Question

A solution containing $2.675$ $g$ of $Co{Cl}_3.6NH3$ $(molarmass=267.5gmo{1}^{-1})$ is passed through a cation exchanger. The chloride ions obtained in solution were treated with excess of $AgN{O}_3$ to give $4.78$ $g$ of $AgCl$ $(molarmass=143.5gmo{1}^{-1})$. The formula of the complex is:(At. Mass of $Ag$ $=108u$)

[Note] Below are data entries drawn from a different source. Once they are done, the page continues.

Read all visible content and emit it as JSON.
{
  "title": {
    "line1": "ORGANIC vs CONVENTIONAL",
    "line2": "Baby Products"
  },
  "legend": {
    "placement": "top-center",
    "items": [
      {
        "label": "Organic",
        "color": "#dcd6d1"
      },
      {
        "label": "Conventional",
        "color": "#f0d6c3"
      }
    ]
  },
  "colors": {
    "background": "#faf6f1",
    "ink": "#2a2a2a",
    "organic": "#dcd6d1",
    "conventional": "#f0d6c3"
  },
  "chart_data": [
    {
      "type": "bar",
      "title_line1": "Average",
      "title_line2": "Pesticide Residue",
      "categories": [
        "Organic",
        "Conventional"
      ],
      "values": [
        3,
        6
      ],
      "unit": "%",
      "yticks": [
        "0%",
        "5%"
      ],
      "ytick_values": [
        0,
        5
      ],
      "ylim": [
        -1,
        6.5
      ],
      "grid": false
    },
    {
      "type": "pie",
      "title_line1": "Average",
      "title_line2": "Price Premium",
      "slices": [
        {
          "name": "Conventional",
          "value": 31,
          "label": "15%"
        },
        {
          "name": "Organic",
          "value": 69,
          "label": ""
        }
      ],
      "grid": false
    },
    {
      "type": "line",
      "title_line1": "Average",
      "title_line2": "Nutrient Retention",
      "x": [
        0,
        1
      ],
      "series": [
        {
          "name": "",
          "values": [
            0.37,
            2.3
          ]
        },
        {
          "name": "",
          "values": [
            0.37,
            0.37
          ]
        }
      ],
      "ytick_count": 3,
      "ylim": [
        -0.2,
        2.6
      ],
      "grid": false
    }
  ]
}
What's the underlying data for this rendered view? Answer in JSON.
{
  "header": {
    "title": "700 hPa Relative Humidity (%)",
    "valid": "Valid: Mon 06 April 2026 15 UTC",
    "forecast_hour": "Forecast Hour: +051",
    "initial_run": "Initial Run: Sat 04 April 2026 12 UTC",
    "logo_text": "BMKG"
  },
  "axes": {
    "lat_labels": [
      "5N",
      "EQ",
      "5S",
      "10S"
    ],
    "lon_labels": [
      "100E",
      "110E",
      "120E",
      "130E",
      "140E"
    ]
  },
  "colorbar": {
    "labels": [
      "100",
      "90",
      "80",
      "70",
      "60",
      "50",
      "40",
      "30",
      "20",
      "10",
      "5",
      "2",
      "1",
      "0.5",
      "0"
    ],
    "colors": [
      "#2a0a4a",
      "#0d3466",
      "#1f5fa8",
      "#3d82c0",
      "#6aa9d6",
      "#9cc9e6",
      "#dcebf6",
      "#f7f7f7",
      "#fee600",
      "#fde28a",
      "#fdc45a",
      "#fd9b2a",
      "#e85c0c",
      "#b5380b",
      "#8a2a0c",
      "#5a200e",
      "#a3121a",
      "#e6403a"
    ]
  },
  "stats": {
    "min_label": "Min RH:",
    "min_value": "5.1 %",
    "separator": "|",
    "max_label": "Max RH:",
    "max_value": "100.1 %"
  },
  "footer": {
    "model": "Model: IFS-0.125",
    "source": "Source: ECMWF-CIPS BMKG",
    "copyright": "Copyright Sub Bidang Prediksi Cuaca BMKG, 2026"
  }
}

• A. $\left[Co\right(N{H}_3{)}_6]{Cl}_3$
• B. $\left[Co{Cl}_2\right(N{H}_3{)}_4]Cl$
• C. $\left[Co{Cl}_3\right(N{H}_3{)}_3]$
• D. $\left[CoCl\right(N{H}_3{)}_5]{Cl}_2$

Answer 1

The correct option is A $\left[Co\right(N{H}_3{)}_6]{Cl}_3$

The ionization of 1 mole of the complex will give x moles of chloride ions

$Co{Cl}_3.6NH3\to x{Cl}^{-}$

x moles of chloride ions will give x moles of AgCl ppt. This corresponds to 1 mole of the complex.

${xCl}^{-}+xAgN{O}_3\to xAgCl\left(ppt\right)+xN{O}_3^{-}$

$molesofAgCl=x\times molesofCo{Cl}_3.6NH3$

$\frac{4.78}{143.5}=x\frac{2.675}{267.5}$

$0.0331=x0.01$

$\therefore x=3$. So, it has 3 ionizable chloride ions.

$\therefore$ The complex is $\left[Co\right(N{H}_3{)}_6]C{l}_3$.